Lecture Notes: Sampling Distributions and Statistical Inference

Announcements

• Next course project posted on Canvas under the module section.
• Focus: One-sample T-test and QQ plot.
• Includes tasks like making histograms, calculating basic statistics.

Sampling Distributions

• Concept of Sampling Distribution:

  • Derived from taking multiple samples from a population and calculating the mean of each sample.
  • If you repeatedly collect samples and calculate their means, a distribution of these means forms (sampling distribution of the mean).
  • This distribution tends to be normal even if the population distribution is skewed.

• Example in R:

  • Creation of a skewed population.
  • Sampling of size 10 repeatedly to show the progression of the sampling distribution towards normality.
  • As sample size increases, the distribution of sample means becomes more normal.

Central Limit Theorem (CLT)

• Definition:

  • States that the sampling distribution of any statistic becomes normal as the sample size increases.

• Criteria for CLT to Hold:

  • Samples must be independent.
  • Observations should be randomly collected.

Importance of Sampling Distribution

• Mean of Sampling Distribution vs Population Mean:

  • The mean of the sampling distribution equals the population mean.
  • The sample mean is an unbiased estimate of the population mean.

• Standard Error:

  • Defined as the standard deviation of the sampling distribution.
  • Indicates natural fluctuations or error from sample to sample.

Standard Error and Confidence Intervals

• Standard Error (SE) Calculation:

  • Formula: SE = Population Standard Deviation / √Sample Size
  • In practice, use sample standard deviation since population standard deviation is often unknown.

• Confidence Interval (CI):

  • A range of values likely to contain the true population mean.
  • Calculated using the standard error.

• Implications of Sample Size:

  • Larger sample sizes reduce standard error and result in narrower confidence intervals (more precise estimates).

Challenges in Practical Research

• In real-world scenarios, researchers often have only one sample.
• True population standard deviation is usually unknown.
• Solution: Use sample standard deviation to estimate population standard deviation.

T-Distribution

• Introduction to T-Distribution:

  • Used when sample sizes are small (less than 1000).
  • Heavier tails than normal distribution.
  • Developed for estimating population parameters when sample sizes are small.
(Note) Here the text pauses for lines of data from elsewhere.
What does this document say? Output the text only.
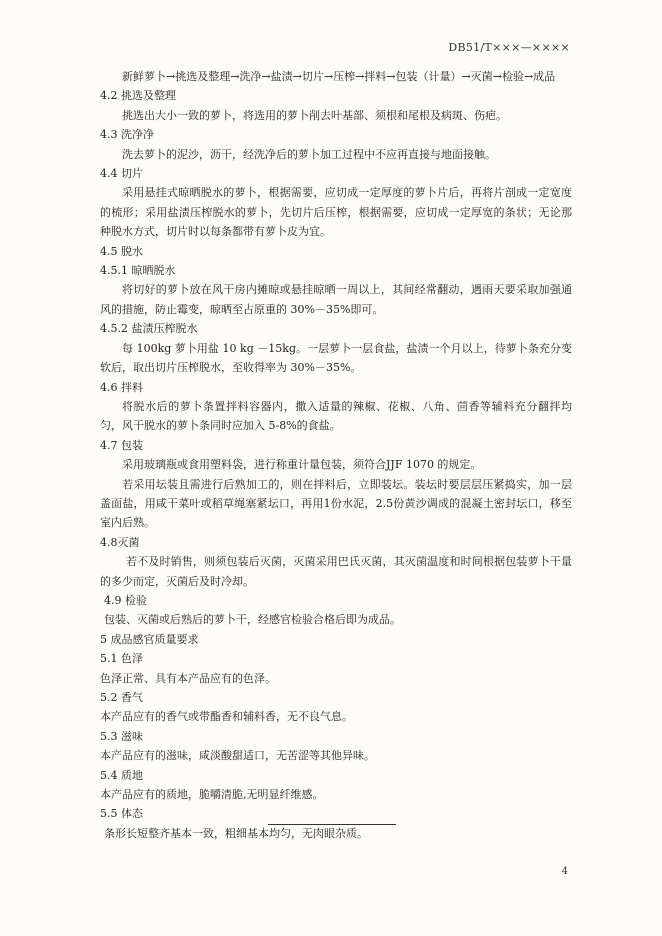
DB51/T×××—××××

新鲜萝卜→挑选及整理→洗净→盐渍→切片→压榨→拌料→包装（计量）→灭菌→检验→成品

4.2 挑选及整理

挑选出大小一致的萝卜，将选用的萝卜削去叶基部、须根和尾根及病斑、伤疤。

4.3 洗净净

洗去萝卜的泥沙，沥干，经洗净后的萝卜加工过程中不应再直接与地面接触。

4.4 切片

采用悬挂式晾晒脱水的萝卜，根据需要，应切成一定厚度的萝卜片后，再将片剖成一定宽度的梳形；采用盐渍压榨脱水的萝卜，先切片后压榨，根据需要，应切成一定厚宽的条状；无论那种脱水方式，切片时以每条都带有萝卜皮为宜。

4.5 脱水

4.5.1 晾晒脱水

将切好的萝卜放在风干房内摊晾或悬挂晾晒一周以上，其间经常翻动，遇雨天要采取加强通风的措施，防止霉变，晾晒至占原重的 30%－35%即可。

4.5.2 盐渍压榨脱水

每 100kg 萝卜用盐 10 kg －15kg。一层萝卜一层食盐，盐渍一个月以上，待萝卜条充分变软后，取出切片压榨脱水，至收得率为 30%－35%。

4.6 拌料

将脱水后的萝卜条置拌料容器内，撒入适量的辣椒、花椒、八角、茴香等辅料充分翻拌均匀，风干脱水的萝卜条同时应加入 5-8%的食盐。

4.7 包装

采用玻璃瓶或食用塑料袋，进行称重计量包装，须符合JJF 1070 的规定。

若采用坛装且需进行后熟加工的，则在拌料后，立即装坛。装坛时要层层压紧捣实，加一层盖面盐，用咸干菜叶或稻草绳塞紧坛口，再用1份水泥，2.5份黄沙调成的混凝土密封坛口，移至室内后熟。

4.8灭菌

若不及时销售，则须包装后灭菌，灭菌采用巴氏灭菌，其灭菌温度和时间根据包装萝卜干量的多少而定，灭菌后及时冷却。

4.9 检验

包装、灭菌或后熟后的萝卜干，经感官检验合格后即为成品。

5 成品感官质量要求

5.1 色泽

色泽正常、具有本产品应有的色泽。

5.2 香气

本产品应有的香气或带酯香和辅料香，无不良气息。

5.3 滋味

本产品应有的滋味，咸淡酸甜适口，无苦涩等其他异味。

5.4 质地

本产品应有的质地，脆嚼清脆,无明显纤维感。

5.5 体态

条形长短整齐基本一致，粗细基本均匀，无肉眼杂质。

4
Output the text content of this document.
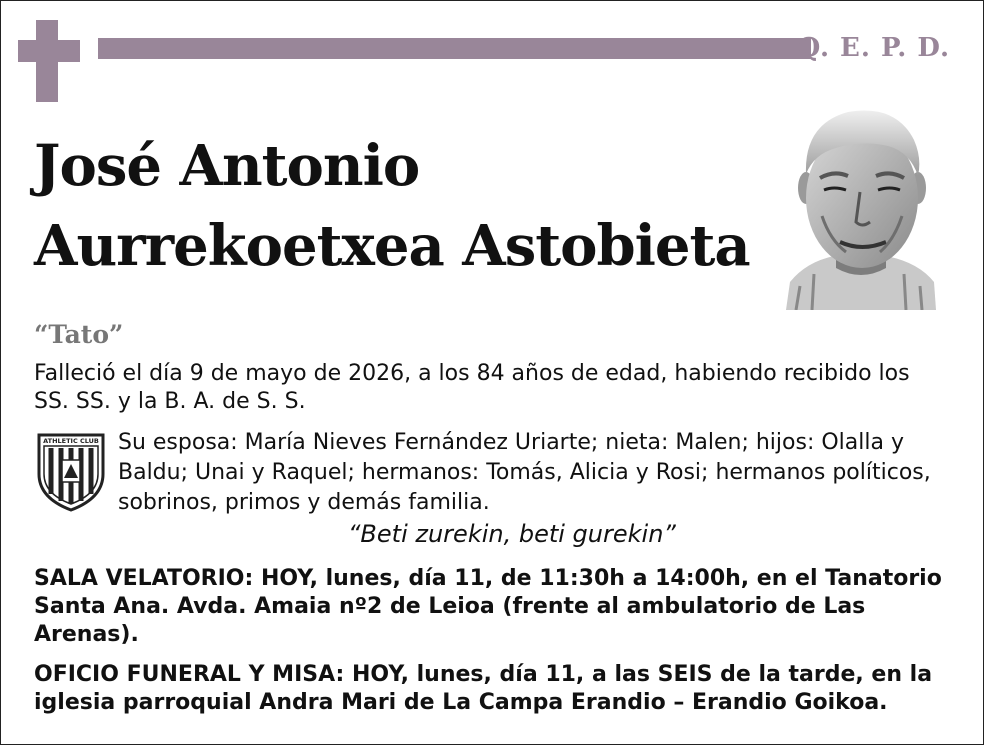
Q. E. P. D.
José Antonio
Aurrekoetxea Astobieta

“Tato”

Falleció el día 9 de mayo de 2026, a los 84 años de edad, habiendo recibido los SS. SS. y la B. A. de S. S.

ATHLETIC CLUB Su esposa: María Nieves Fernández Uriarte; nieta: Malen; hijos: Olalla y Baldu; Unai y Raquel; hermanos: Tomás, Alicia y Rosi; hermanos políticos, sobrinos, primos y demás familia.

“Beti zurekin, beti gurekin”

SALA VELATORIO: HOY, lunes, día 11, de 11:30h a 14:00h, en el Tanatorio Santa Ana. Avda. Amaia nº2 de Leioa (frente al ambulatorio de Las Arenas).

OFICIO FUNERAL Y MISA: HOY, lunes, día 11, a las SEIS de la tarde, en la iglesia parroquial Andra Mari de La Campa Erandio – Erandio Goikoa.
• Example Using T-Distribution:

  • Scenario: Researcher claims college students spend 9 hours a day on phones.
  • Small sample size collected, leads to calculation of sample mean and standard deviation.
  • Use T-distribution to estimate confidence interval and evaluate the claim.

• Historical Context:

  • Developed by William Gosset at Guinness Brewery under pseudonym "Student".
  • Addressed issues with small sample sizes using a normal distribution.

Summary

• Recap:

  • Importance of sampling distributions in statistical inference.
  • Use of central limit theorem to justify normality assumption.
  • Variability in sample estimates captured by standard error.
  • Confidence intervals provide a range for the likely population mean.

• Transition to T-Distribution:

  • Solution to problems with small sample sizes by using T-distribution as a model.